Scuola

La filosofia negli istituti tecnici non è una concessione, ma una necessità

di Ilaria Muggianu Scano

“Porteremo la filosofia negli Istituti tecnici” prometteva in principio d’autunno il ministro dell’Istruzione Patrizio Bianchi, nell’ottica della maxi riforma delle Scuole Secondarie di secondo grado, prevista dal Pnrr. Secondo il cronoprogramma degli uffici di viale Trastevere, tutto sarà approntato entro l’estate e la rivoluzione della scuola italiana sarà affidata al sapere critico anche nelle scuole altamente professionalizzanti.

“Anche”, una congiunzione copulativa del tutto inspiegabile che suona come una concessione. I ragazzi degli istituti tecnici probabilmente avvertono più di altri indirizzi l’urgenza dei processi di mutamento tecnologico. La filosofia diviene dunque una stasi psicologica e intellettuale tra esplorare, imparare e ascoltare. All’occhio della sottoscritta, inedita insider trend forecaster filosofica, la Gen Z, generazione per eccellenza con un piede nel futuro e non più capace di aspettare i tempi biblici dell’adeguamento ministeriale per compiere significative incursioni nella materia, ha necessità di una formazione filosofica e del suo intreccio audacissimo con greco, latino, teoria del linguaggio, economia, psicologia, religioni e storia.

In quest’alba di nuovi dèi, in quello che fu il presunto crollo della mente bicamerale e l’origine della coscienza (tanto cari al controverso Julian Jaynes), paragonabili alla transizione cognitiva determinata da Big Data e metaverso, perché impedire proditoriamente l’addestramento gnoseologico della filosofia a circa cinque milioni di giovani italiani? Stiamo parlando di ben il 30,3% di studenti solo tra i nuovi iscritti. Sacrificare un simile strumento di codifica di senso, con implicazioni socio-psico-antropologiche, rischia di creare un doloso vulnus di coscienza alle giovani menti in età evolutiva.

Banalmente, il continuo invito alla conformità operato dai social media rischia di instillare abnorme interesse per quelle vetrine del desiderio che producono bisogni inconsci e aspirazioni d’alterità in una mente poco allenata al senso critico, così pure dipendenza, perdita d’identità, desideri eterodiretti e subordinazione. Se è vero che i social hanno aiutato i ragazzi a sopportare e superare la pandemia, continuano a essere, in più di un caso, tutt’altro che neutrali sistemi di propaganda. È ancora vero che la Gen Z è regina incontrastata del panta rei e della focalizzazione dell’identità rispetto alle generazioni precedenti, ma è altrettanto vero che sente incombere costantemente la spada di Damocle dell’Internet addiction disorder (Iad).
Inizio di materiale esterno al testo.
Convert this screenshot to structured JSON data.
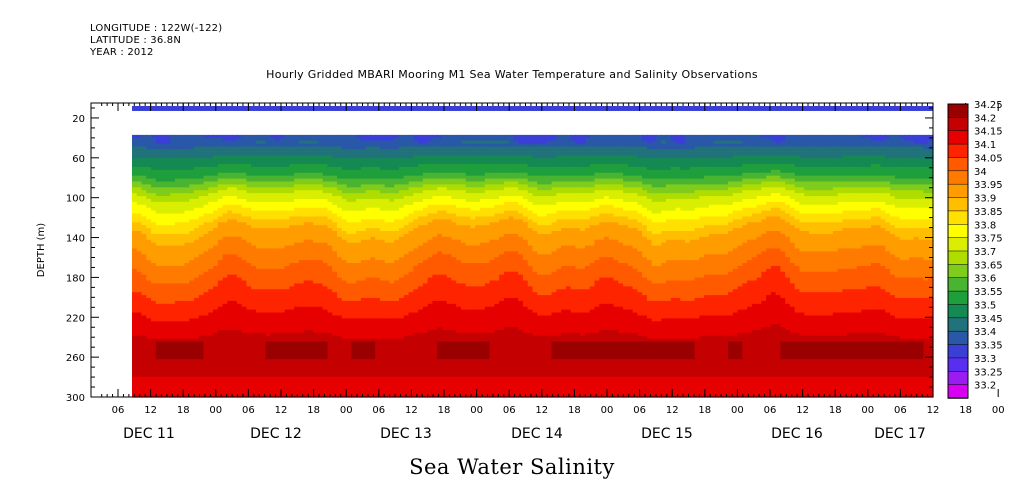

La Gen Z sa fare i conti, quasi per innatismo, con l’articolazione della verità del filosofo Vladimir Jankelevitch per il quale “Essa dev’essere graduata, la si deve somministrare come un elisir potente, aumentando la dose di giorno in giorno”, e ha pure familiarità con il peso soggettivo della Veritas di certi patetici filtri sui social, ma l’intuito ha da essere allenato per affinare l’attitudine. Difficilmente la persuasione coercitiva può attecchire sulla mente filosofica adusa a speculare. Ma il loro ambiente mediatico nativo orienta scelte politiche, crea tendenze, modifica abitudini, alimenta bisogni, genera consumi e indirizza l’opinione pubblica spesso verso prospettive unilaterali. Basti pensare alle informazioni distorsive su Covid e vaccini che mettono a serio rischio la ripresa di un intero paese.
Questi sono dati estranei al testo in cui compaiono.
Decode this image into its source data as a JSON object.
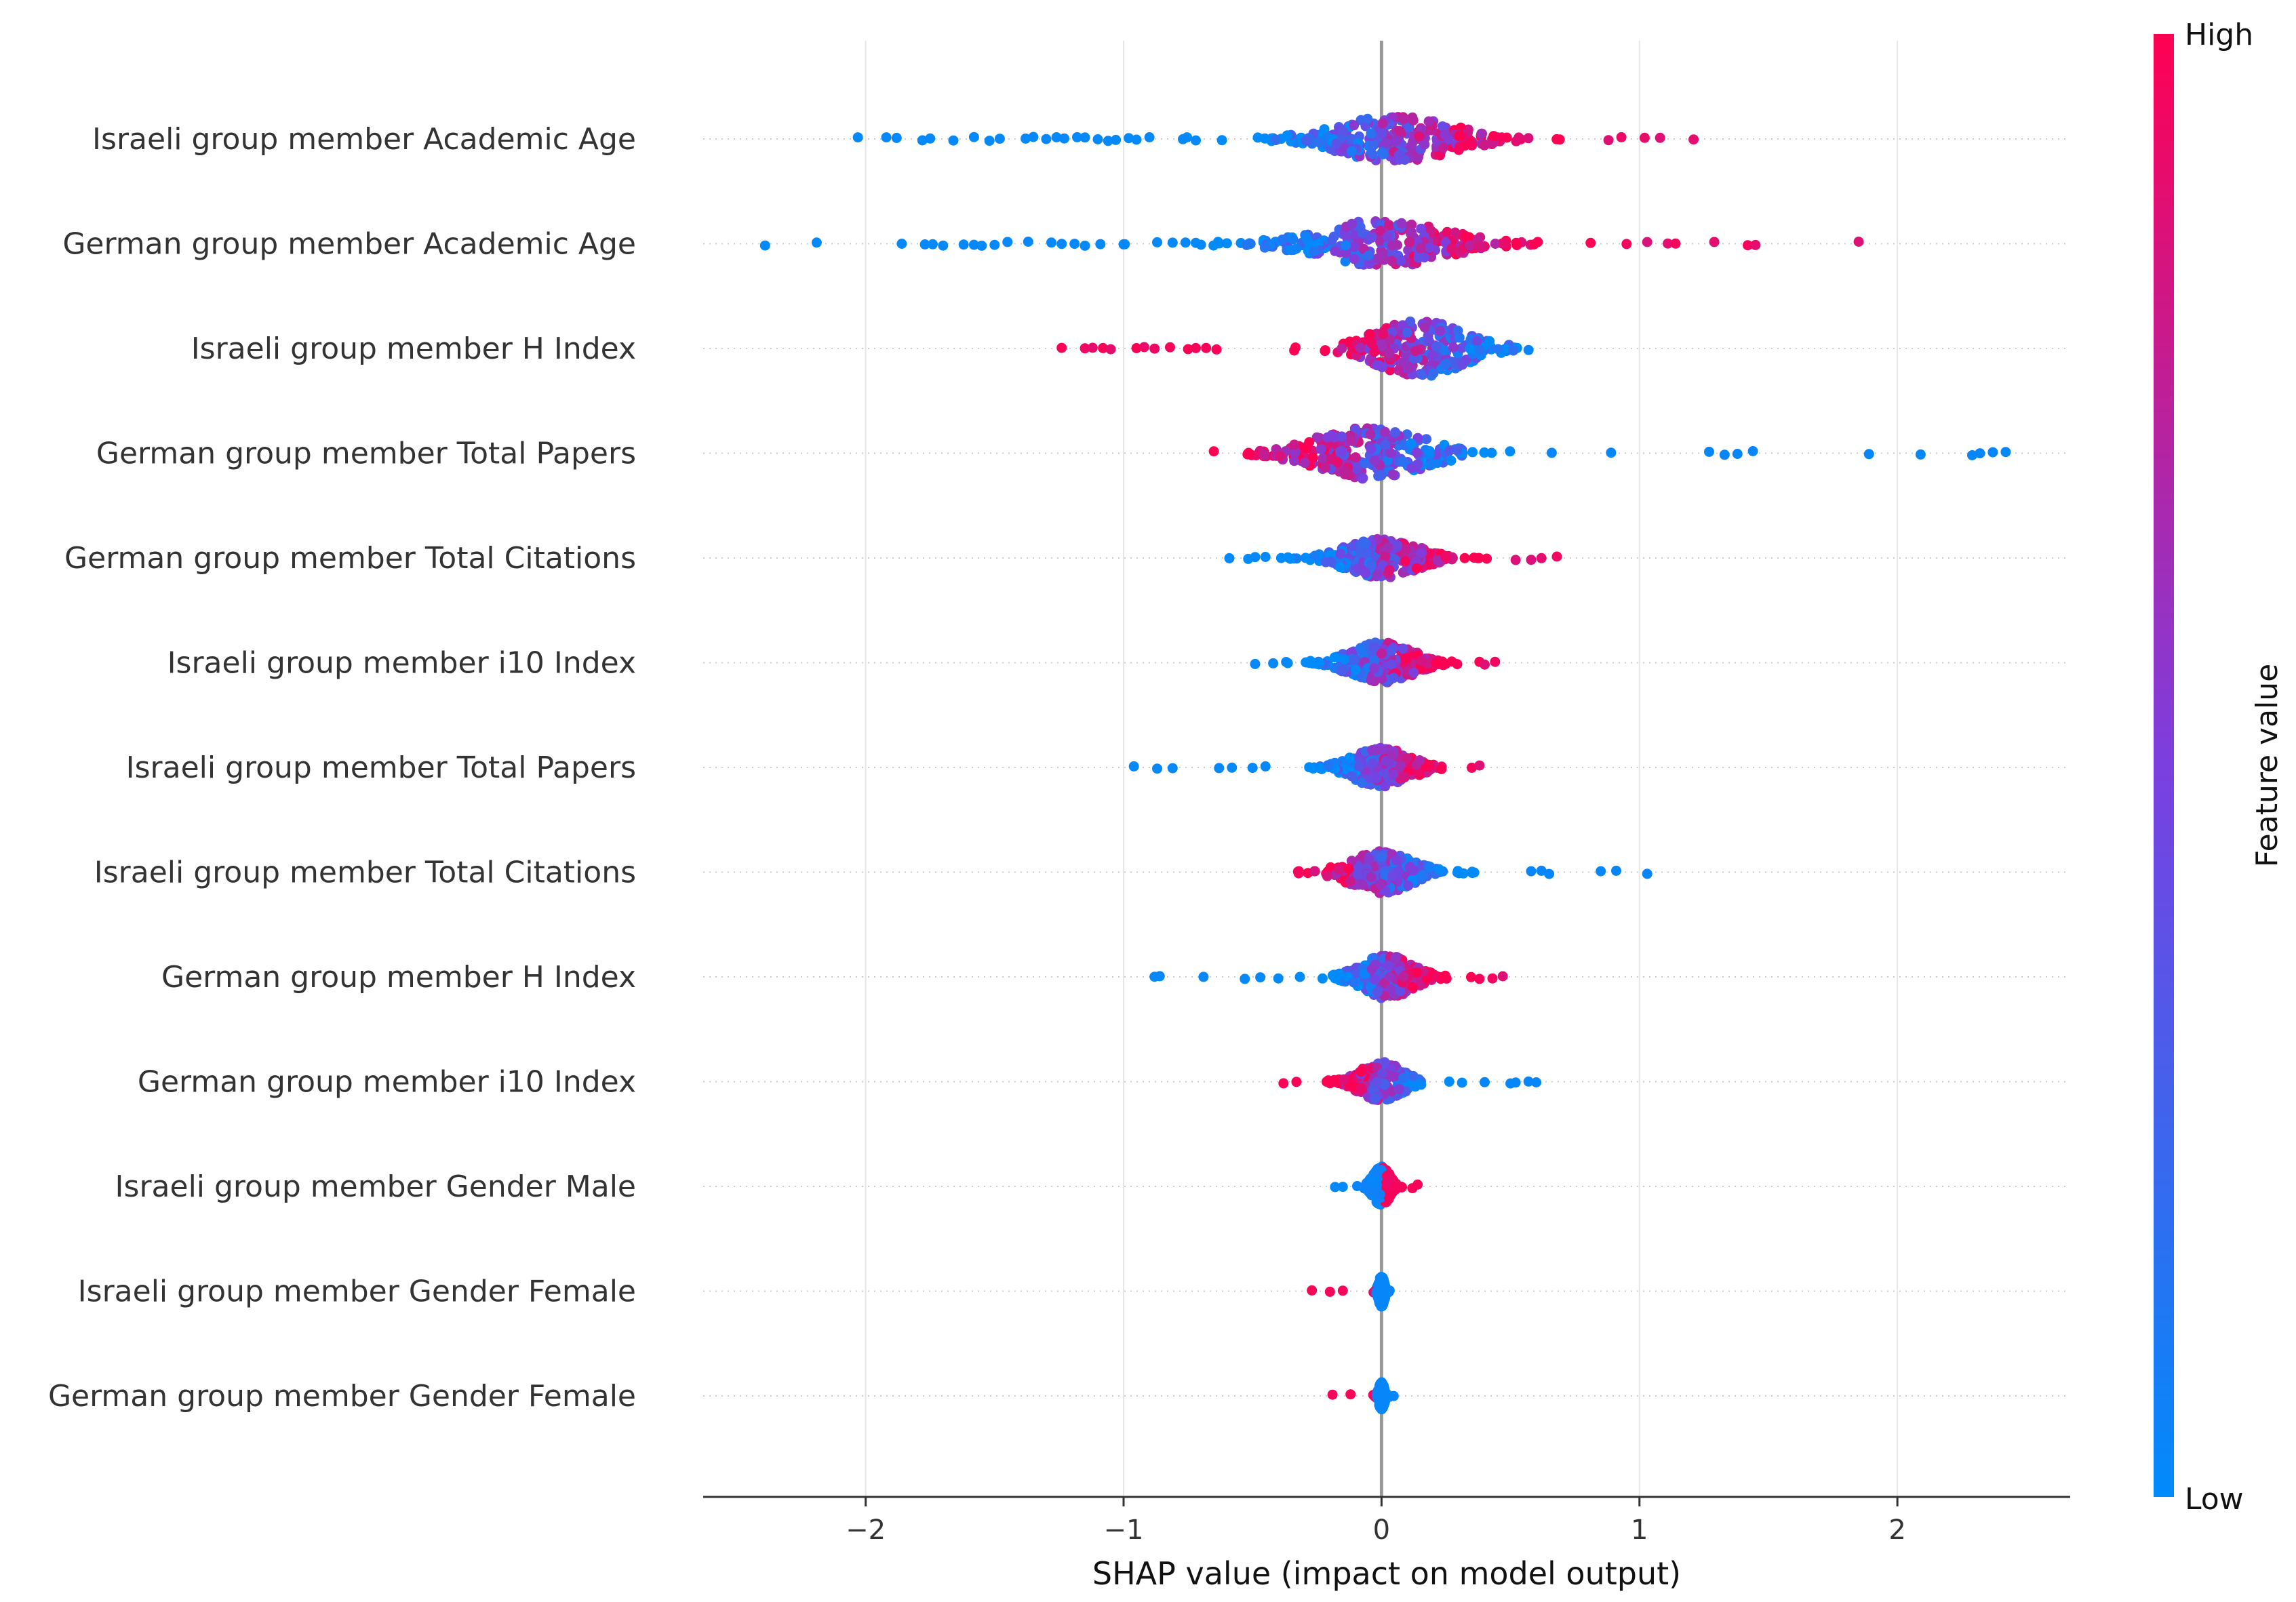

Con l’avvento dell’homo televisivus, nel Novecento, Karl Popper – paventando comportamenti anti sociali derivanti dalla persuasione di massa della tv cattiva maestra – proponeva una patente per i produttori televisivi, un test di sbarramento etico in abito comunicativo. Al giovane homo digitalis potrebbe bastare assai meno dell’anacronistico e storicamente sterile proibizionismo autarchico. La differenza tra popolo e sciame consiste nell’allenamento del pensiero. Perché per i nostri ragazzi degli Istituti Tecnici deve essere un no a priori?